I Love Beijing (夏日暖洋洋 (夏日暖樣樣, Xiàrì nuǎnyàngyàng, The Warmth of Summer)) is a 2001 Chinese film directed by Ning Ying. It constitutes the third film in Ning's "Beijing Trilogy," a loose coterie of films detailing the rapid changes that have befallen Beijing in recent decades. In this final installment, a recently divorced cabdriver, Desi (Yu Lei) feels disconnected from the modern city of Beijing as he picks up fares around the city, all while engaging in a series of short-term relationships with the various women he meets.

The film was written by Ning and her sister and collaborator, Ning Dai, and was produced by Eurasia Communications and Happy Village.

The film's title in Chinese was originally meant to mirror the English title "I Love Beijing." Ning Ying's ambivalence towards the city's modernization, however, made censors concerned that people would interpret the title as sarcastic, leading to the altered title which translates as the "Warmth of Summer."

== Plot ==
With each entry into Ning Ying's Beijing Trilogy, the focus has been on a different generation: the elderly in For Fun, the middle-aged in On the Beat and now the youth in I Love Beijing.

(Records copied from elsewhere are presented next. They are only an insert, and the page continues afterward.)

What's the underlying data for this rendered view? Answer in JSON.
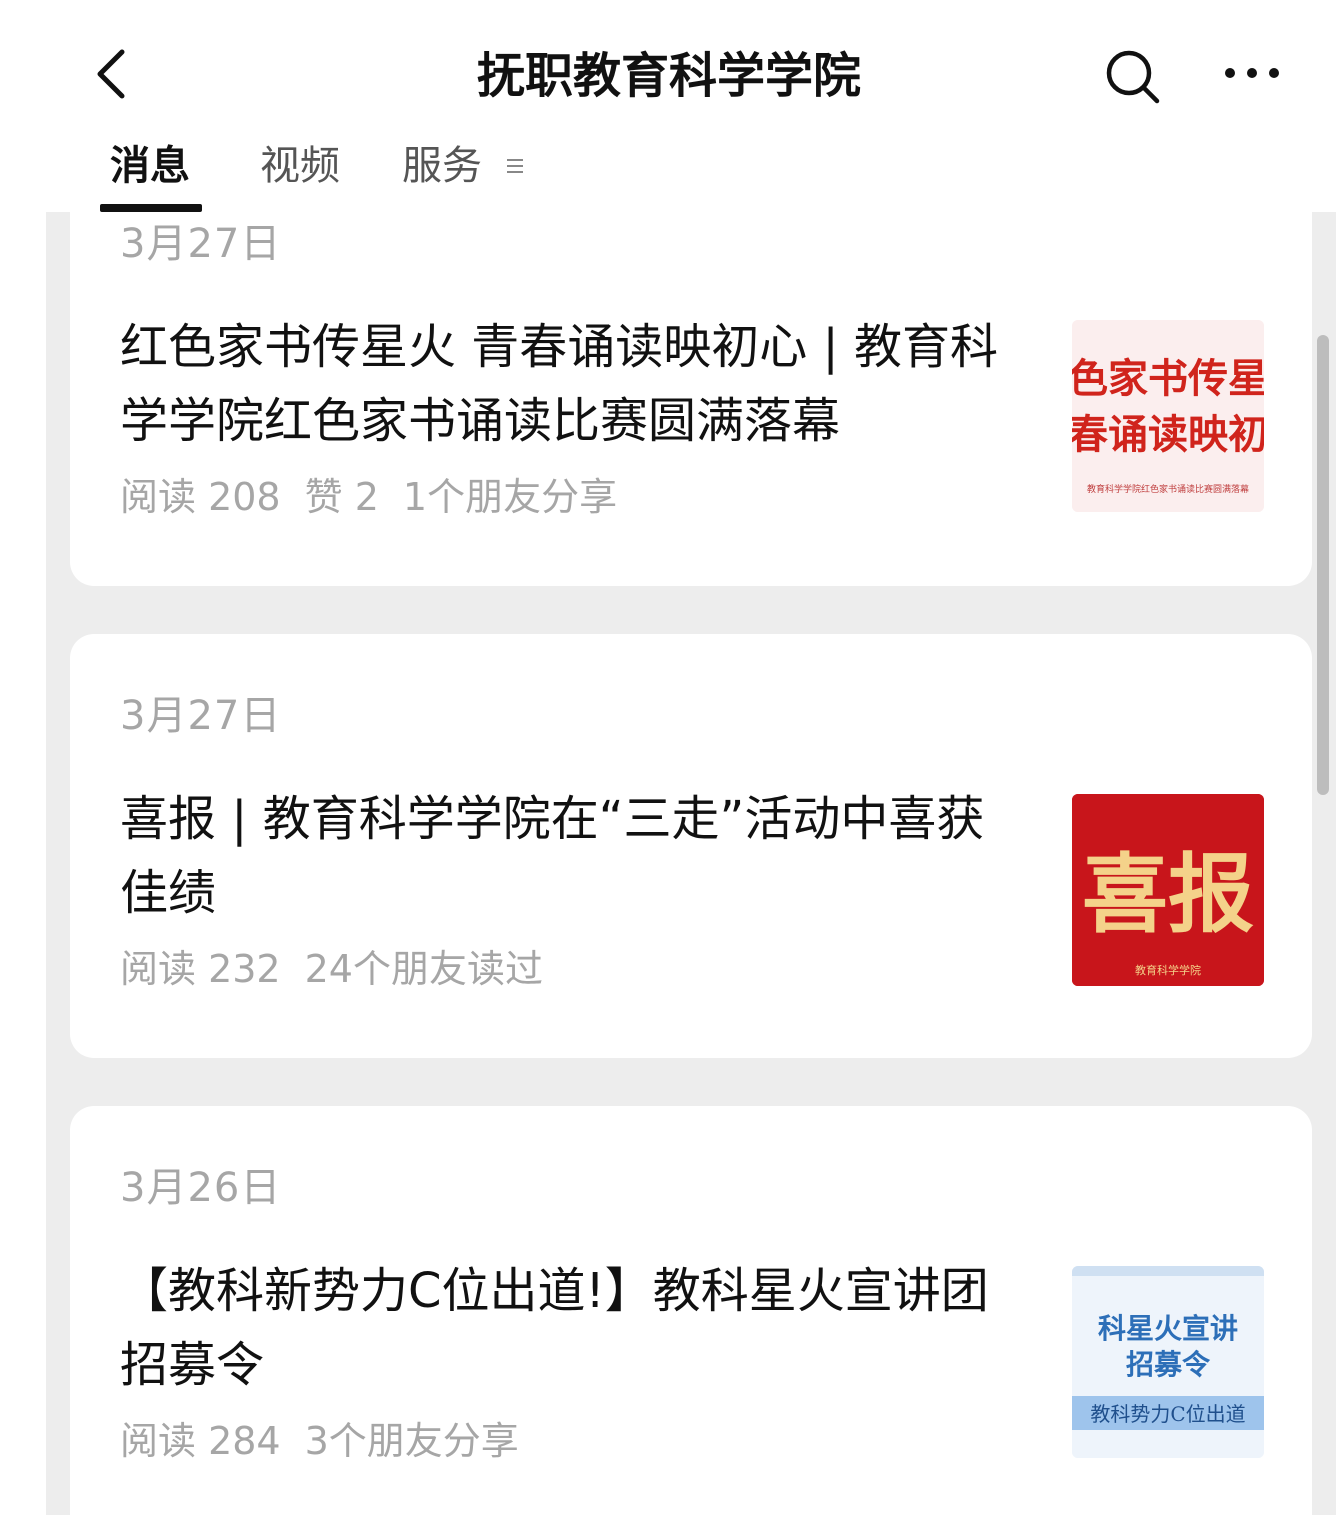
{
  "header": {
    "title": "抚职教育科学学院",
    "back_icon": "chevron-left-icon",
    "search_icon": "search-icon",
    "more_icon": "more-horizontal-icon"
  },
  "tabs": [
    {
      "label": "消息",
      "active": true
    },
    {
      "label": "视频",
      "active": false
    },
    {
      "label": "服务",
      "active": false
    }
  ],
  "tab_menu_icon": "menu-lines-icon",
  "articles": [
    {
      "date": "3月27日",
      "title_line1": "红色家书传星火 青春诵读映初心 | 教育科",
      "title_line2": "学学院红色家书诵读比赛圆满落幕",
      "reads": "阅读 208",
      "likes": "赞 2",
      "social": "1个朋友分享",
      "thumb": {
        "line1": "色家书传星",
        "line2": "春诵读映初",
        "caption": "教育科学学院红色家书诵读比赛圆满落幕",
        "color": "#d0241c"
      }
    },
    {
      "date": "3月27日",
      "title_line1": "喜报 | 教育科学学院在“三走”活动中喜获",
      "title_line2": "佳绩",
      "reads": "阅读 232",
      "social": "24个朋友读过",
      "thumb": {
        "big": "喜报",
        "caption": "教育科学学院",
        "color": "#c8151b",
        "text_color": "#f4d28a"
      }
    },
    {
      "date": "3月26日",
      "title_line1": "【教科新势力C位出道!】教科星火宣讲团",
      "title_line2": "招募令",
      "reads": "阅读 284",
      "social": "3个朋友分享",
      "thumb": {
        "line1": "科星火宣讲",
        "line2": "招募令",
        "banner": "教科势力C位出道",
        "color": "#2d6fb8"
      }
    }
  ]
}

The film follows the twenty-something taxi driver Desi (Yu Lei) and opens on his divorce proceedings. Finding himself alone, Desi becomes something of a Casanova, and is soon dating a waitress, then a librarian, then a radio talk show host. Each woman, however, lacks something he desires. It becomes clear that despite his serial monogamy, Desi is really a romantic, and wonders when he will find the love of his life in the rapidly changing city he lives in.

== Style ==
Like Ning's earlier films, which were sometimes described as "cinéma vérité" in both camera work and the use of non-professional actors, I Love Beijing uses a naturalistic filming style. This can be seen in the cinematography of Gao Fei, which Variety noted created "casual yet revealing glimpses in long, seductive sequences that recall stylistically the work of Chantal Akerman."

The film's climactic scene in the night club "Maxim's" was also improvised. Ning sent invitations out to much of Beijing's young, successful population to attend a party but never specifically stated that it was for the purposes of filming a scene. The scene, however, was found to be overly long leading one reviewer to claim that it brought the film "to a dead halt". The negative reaction would lead Ning to edit it out almost entirely in the month before the film's premiere in Berlin.

As a result, there are two versions of the film. The version screened at the 2001 International Film Festival Rotterdam ran 99 minutes, while the version that screened in Berlin the following month clocked in at only 79 minutes.

== DVD release ==
I Love Beijing was released on Region 1 DVD for North American markets on October 28, 2008, by Facets Multi-Media.